Let it reduce a bit more while the veggies soften up. Serve with some chopped up green onion and in this case, I also had some fresh spinach to chop up and top with. Click for the hi-res.
To me, there’s just something about a warm (I prefer well warm to piping hot — more intense flavor) hearty soup that just leaves me feeling euphorically satisfied.

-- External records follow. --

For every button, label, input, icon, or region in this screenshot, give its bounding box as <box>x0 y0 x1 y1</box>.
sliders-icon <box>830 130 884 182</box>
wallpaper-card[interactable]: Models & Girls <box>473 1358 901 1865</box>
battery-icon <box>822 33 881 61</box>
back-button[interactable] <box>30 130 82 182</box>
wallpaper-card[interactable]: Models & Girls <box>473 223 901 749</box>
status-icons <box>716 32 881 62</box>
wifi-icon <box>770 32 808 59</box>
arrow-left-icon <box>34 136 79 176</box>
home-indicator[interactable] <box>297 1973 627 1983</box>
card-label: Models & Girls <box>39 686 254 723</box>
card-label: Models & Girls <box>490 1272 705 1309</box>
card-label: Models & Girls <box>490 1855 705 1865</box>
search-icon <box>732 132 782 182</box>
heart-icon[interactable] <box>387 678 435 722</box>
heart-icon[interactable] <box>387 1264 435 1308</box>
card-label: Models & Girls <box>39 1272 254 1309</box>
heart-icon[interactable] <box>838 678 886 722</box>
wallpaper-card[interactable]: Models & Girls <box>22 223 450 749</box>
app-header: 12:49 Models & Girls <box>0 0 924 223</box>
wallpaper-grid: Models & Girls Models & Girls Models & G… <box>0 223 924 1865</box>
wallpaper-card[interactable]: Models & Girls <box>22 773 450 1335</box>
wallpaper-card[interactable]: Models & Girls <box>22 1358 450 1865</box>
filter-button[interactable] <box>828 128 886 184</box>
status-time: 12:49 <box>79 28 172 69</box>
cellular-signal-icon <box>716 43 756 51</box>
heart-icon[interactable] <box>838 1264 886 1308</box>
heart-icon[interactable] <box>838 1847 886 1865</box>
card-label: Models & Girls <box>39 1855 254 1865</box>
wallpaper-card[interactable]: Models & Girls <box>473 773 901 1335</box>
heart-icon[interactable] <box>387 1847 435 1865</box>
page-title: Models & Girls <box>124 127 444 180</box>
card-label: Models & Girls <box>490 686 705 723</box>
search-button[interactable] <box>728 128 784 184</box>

Now for the really quick & easy, such as when I head off to the office. I just pour my stock into a good sized plastic container, add my meat & veggies (Trader Joe’s has chopped veggies in various mixes you can use for super quick ease) and if I have green onion to garnish I’ll just chop it and put it in a baggie. When it’s time to eat, about 4-5 minutes in the nuking machine will do the trick. The flavor will not be as intense, because you haven’t reduced and concentrated the stock, and I don’t do herbs & spices beyond some salt & pepper, but it’ll pass, and it’s still preferable to going to a restaurant and loading up on omega-6 PUFA.
Of course, this can be done with chicken, pork, lamb, and even pre-cooked ground meats or pre-made meatballs. And don’t forget to drink down ever last drop of that stock at the end. I use it to swallow my modest number of supps: (vitamin D, vitamin K2 (MK-4), 2-3g fish oil and magnesium).